Já aqui demos destaque aos dados globais e às grandes tendências já apuradas tendo por base os Censos 2021 – Dados Preliminares por Concelho e Freguesia. Hoje mergulhamos um pouco mais nos dados para destacar uma realidade por vezes pouco sublinhada por ficar soterrada no alarme associado à perda demográfica e à desertificação do interior. A verdade é que os dadso são claros, os Censos 2021 revelam um interior com menos residentes mas com mais edifícios e alojamentos.
Interior com menos residentes mas com mais edifícios e alojamentos
É inequivoco que o interior continuou a perder população residente a um ritmo elevado na última década. São raros os casos de concelhos do interior que conseguiram reter ou aumentar a população e predominam quedas desproporcionadamente supeirores à redução registada na média nacional (que, recorde-se, foi de 2,0% no total do território nacional, 1,9% no continente).
O gráfico em baixo, onde predominam os tons de azul e de azul profundo no interior, são a prova visual desta realidade quanto à população residente, ou seja, quanto à população que passa mais de meio ano num dado local.
Contudo, o INE recolheu outros dados que levantam outras questões. Ao nível do número de agregados familiares, sabemos que estes aumentaram 2,7% no total do país (2,6% no continente). O que nos leva a uma diminuição da dimensão média do agregado. A redução do número de filhos bem como o envelhecimento da população com a multiplicação de pessoas a viver sós e, talvez, um maior número de jovens adultos a viver sozinhos, são potenciais justificações que, com o tempo, a difusão e análise de mais dados do INE ajudarão a esclarecer.
Mas poderá haver outros fatores? A verdade é que se juntarmos à análise a evolução do número de edifícios e de alojamentos (estes últimos na imagem que se segue), há tendências de crescimento significativo em concelhos com perdas claras da população. O que está a acontecer aqui? Multiplicação de viúvos que constroem casa nova?
Construção de novos edifícios e alojamentos para população não residente? Será um reforço do investimentos dos emigrantes e dos migrantes internos nas suas antigas freguesias de origem? Poderá o regresso de alguns destes não ser suficiente para compensar inteiramente a perda populacional mas ser suficiente para alterar significativamente as estatísticas do edificado? Construção para exploração mista com os fins turísticos a conviverem com a habitação?

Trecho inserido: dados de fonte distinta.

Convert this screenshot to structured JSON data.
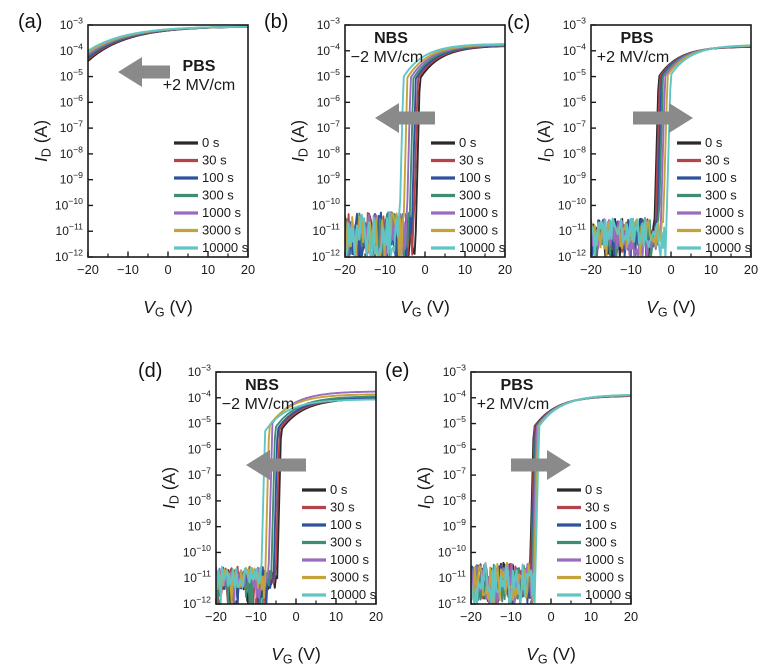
{
  "figure": {
    "background": "#ffffff",
    "text_color": "#1a1a1a",
    "arrow_color": "#8a8a8a"
  },
  "legend": {
    "position": "lower-right-inside",
    "entries": [
      {
        "label": "0 s",
        "color": "#2a2a2a"
      },
      {
        "label": "30 s",
        "color": "#b5434a"
      },
      {
        "label": "100 s",
        "color": "#30519f"
      },
      {
        "label": "300 s",
        "color": "#3f8e74"
      },
      {
        "label": "1000 s",
        "color": "#9a6cc0"
      },
      {
        "label": "3000 s",
        "color": "#c4a33c"
      },
      {
        "label": "10000 s",
        "color": "#5fc6c5"
      }
    ]
  },
  "axes": {
    "x_title": {
      "variable": "V",
      "subscript": "G",
      "unit": " (V)"
    },
    "y_title": {
      "variable": "I",
      "subscript": "D",
      "unit": " (A)"
    },
    "x_range": [
      -20,
      20
    ],
    "x_major_ticks": [
      -20,
      -10,
      0,
      10,
      20
    ],
    "x_minor_ticks": [
      -15,
      -5,
      5,
      15
    ],
    "y_scale": "log10",
    "y_log10_range": [
      -12,
      -3
    ],
    "y_tick_exponents": [
      -3,
      -4,
      -5,
      -6,
      -7,
      -8,
      -9,
      -10,
      -11,
      -12
    ]
  },
  "chart_data": [
    {
      "panel_label": "(a)",
      "type": "line",
      "stress_condition": {
        "line1": "PBS",
        "line2": "+2 MV/cm"
      },
      "shift_arrow_direction": "left",
      "curve_model": {
        "kind": "depletion",
        "decay_tau_V": 9.5
      },
      "series": [
        {
          "name": "0 s",
          "color": "#2a2a2a",
          "on_log10": -3.05,
          "decay_amp": 1.35
        },
        {
          "name": "30 s",
          "color": "#b5434a",
          "on_log10": -3.05,
          "decay_amp": 1.28
        },
        {
          "name": "100 s",
          "color": "#30519f",
          "on_log10": -3.05,
          "decay_amp": 1.22
        },
        {
          "name": "300 s",
          "color": "#3f8e74",
          "on_log10": -3.05,
          "decay_amp": 1.15
        },
        {
          "name": "1000 s",
          "color": "#9a6cc0",
          "on_log10": -3.05,
          "decay_amp": 1.09
        },
        {
          "name": "3000 s",
          "color": "#c4a33c",
          "on_log10": -3.05,
          "decay_amp": 1.02
        },
        {
          "name": "10000 s",
          "color": "#5fc6c5",
          "on_log10": -3.05,
          "decay_amp": 0.95
        }
      ]
    },
    {
      "panel_label": "(b)",
      "type": "line",
      "stress_condition": {
        "line1": "NBS",
        "line2": "−2 MV/cm"
      },
      "shift_arrow_direction": "left",
      "curve_model": {
        "kind": "enhancement",
        "ss_dec_per_V": 6,
        "sat_amp": 1.6,
        "sat_tau_V": 5.2,
        "floor_log10": -11.2,
        "floor_noise_amp": 0.95,
        "floor_spike_prob": 0.08,
        "floor_spike_depth": 0.9
      },
      "series": [
        {
          "name": "0 s",
          "color": "#2a2a2a",
          "vth_V": -2.4,
          "on_log10": -3.8
        },
        {
          "name": "30 s",
          "color": "#b5434a",
          "vth_V": -2.9,
          "on_log10": -3.79
        },
        {
          "name": "100 s",
          "color": "#30519f",
          "vth_V": -3.4,
          "on_log10": -3.78
        },
        {
          "name": "300 s",
          "color": "#3f8e74",
          "vth_V": -4.0,
          "on_log10": -3.77
        },
        {
          "name": "1000 s",
          "color": "#9a6cc0",
          "vth_V": -4.7,
          "on_log10": -3.76
        },
        {
          "name": "3000 s",
          "color": "#c4a33c",
          "vth_V": -5.5,
          "on_log10": -3.75
        },
        {
          "name": "10000 s",
          "color": "#5fc6c5",
          "vth_V": -6.5,
          "on_log10": -3.73
        }
      ]
    },
    {
      "panel_label": "(c)",
      "type": "line",
      "stress_condition": {
        "line1": "PBS",
        "line2": "+2 MV/cm"
      },
      "shift_arrow_direction": "right",
      "curve_model": {
        "kind": "enhancement",
        "ss_dec_per_V": 5.5,
        "sat_amp": 1.5,
        "sat_tau_V": 5.0,
        "floor_log10": -11.1,
        "floor_noise_amp": 0.6,
        "floor_spike_prob": 0.12,
        "floor_spike_depth": 0.8
      },
      "series": [
        {
          "name": "0 s",
          "color": "#2a2a2a",
          "vth_V": -4.3,
          "on_log10": -3.84
        },
        {
          "name": "30 s",
          "color": "#b5434a",
          "vth_V": -4.0,
          "on_log10": -3.83
        },
        {
          "name": "100 s",
          "color": "#30519f",
          "vth_V": -3.6,
          "on_log10": -3.82
        },
        {
          "name": "300 s",
          "color": "#3f8e74",
          "vth_V": -3.2,
          "on_log10": -3.81
        },
        {
          "name": "1000 s",
          "color": "#9a6cc0",
          "vth_V": -2.7,
          "on_log10": -3.8
        },
        {
          "name": "3000 s",
          "color": "#c4a33c",
          "vth_V": -2.1,
          "on_log10": -3.79
        },
        {
          "name": "10000 s",
          "color": "#5fc6c5",
          "vth_V": -1.3,
          "on_log10": -3.77
        }
      ]
    },
    {
      "panel_label": "(d)",
      "type": "line",
      "stress_condition": {
        "line1": "NBS",
        "line2": "−2 MV/cm"
      },
      "shift_arrow_direction": "left",
      "curve_model": {
        "kind": "enhancement",
        "ss_dec_per_V": 6,
        "sat_amp": 1.5,
        "sat_tau_V": 5.5,
        "floor_log10": -11.0,
        "floor_noise_amp": 0.45,
        "floor_spike_prob": 0.12,
        "floor_spike_depth": 1.1
      },
      "series": [
        {
          "name": "0 s",
          "color": "#2a2a2a",
          "vth_V": -4.8,
          "on_log10": -4.02
        },
        {
          "name": "30 s",
          "color": "#b5434a",
          "vth_V": -5.2,
          "on_log10": -4.0
        },
        {
          "name": "100 s",
          "color": "#30519f",
          "vth_V": -5.7,
          "on_log10": -3.98
        },
        {
          "name": "300 s",
          "color": "#3f8e74",
          "vth_V": -6.3,
          "on_log10": -3.94
        },
        {
          "name": "1000 s",
          "color": "#9a6cc0",
          "vth_V": -7.0,
          "on_log10": -3.75
        },
        {
          "name": "3000 s",
          "color": "#c4a33c",
          "vth_V": -7.8,
          "on_log10": -3.86
        },
        {
          "name": "10000 s",
          "color": "#5fc6c5",
          "vth_V": -8.8,
          "on_log10": -4.06
        }
      ]
    },
    {
      "panel_label": "(e)",
      "type": "line",
      "stress_condition": {
        "line1": "PBS",
        "line2": "+2 MV/cm"
      },
      "shift_arrow_direction": "right",
      "curve_model": {
        "kind": "enhancement",
        "ss_dec_per_V": 6,
        "sat_amp": 1.5,
        "sat_tau_V": 5.5,
        "floor_log10": -11.15,
        "floor_noise_amp": 0.75,
        "floor_spike_prob": 0.1,
        "floor_spike_depth": 0.8
      },
      "series": [
        {
          "name": "0 s",
          "color": "#2a2a2a",
          "vth_V": -5.4,
          "on_log10": -3.92
        },
        {
          "name": "30 s",
          "color": "#b5434a",
          "vth_V": -5.2,
          "on_log10": -3.91
        },
        {
          "name": "100 s",
          "color": "#30519f",
          "vth_V": -5.0,
          "on_log10": -3.9
        },
        {
          "name": "300 s",
          "color": "#3f8e74",
          "vth_V": -4.8,
          "on_log10": -3.9
        },
        {
          "name": "1000 s",
          "color": "#9a6cc0",
          "vth_V": -4.6,
          "on_log10": -3.89
        },
        {
          "name": "3000 s",
          "color": "#c4a33c",
          "vth_V": -4.35,
          "on_log10": -3.88
        },
        {
          "name": "10000 s",
          "color": "#5fc6c5",
          "vth_V": -4.05,
          "on_log10": -3.87
        }
      ]
    }
  ]
}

Veja-se o exemplo de um dos concelhos mais interiores do país, raiano, com décadas de perda populacional acentuado: Penamacor.
Entre 2011 e 2021, Penamacor perdeu 16,2% da população. Perdeu também, 11,7% dos agregados familiares. Contudo, teve um aumento de 4,7% nos edifícios e de 4,0% nos alojamentos. Há uma história para descobrir aqui.
Não será possível ir muito além das conjeturas tendo por base apenas estes dados preliminares mas há várias hipóteses a testar e muita curiosidade. O que é certo é que, apesar da população residente declarada estar em queda expressiva, há investimento em vários concelhos do interior ao nível do edificado para habitação.
Os anos mais recentes de pandemia trouxeram-se uma maior “infidelidade” à residência permanente e uma maior mobilidade no espaço, utilizando-se casas de férias ou de família para, durante períodos fora das férias habituais, se trabalhar à distância. Algo que estando ao dispor de uma minoria poderá não ser irrelevante na análise destes dados.
População Residente pode induzir decisões políticas e distribuição de recursos pelo território em erro?
Enfim, há aqui algo mais a compreender além de constatar a perda populacional. Talvez faça sentido acrescentar um outro conceito populacional às análises do INE, medindo a duração presença efetiva no espaço ao longo de um ano.
Quanto mais pessoas existirem a repartir a sua vida por mais do que uma residência mais sentido fará afinar essa análise e mais falíveis serao os dados centratos exclusivamente na residência “permanente”. Estas respostas são críticas para definir de forma mais correta as políticas públicas, sejam de saúde, de mobilidade, de segurança, o financiamento autárquico para dotar o Estado de meios suficiente à população presente a cada momento e não apenas à população residente, por exemplo.
Muitos desafios, muito interessantes para estudar e ajudar a decidir bem.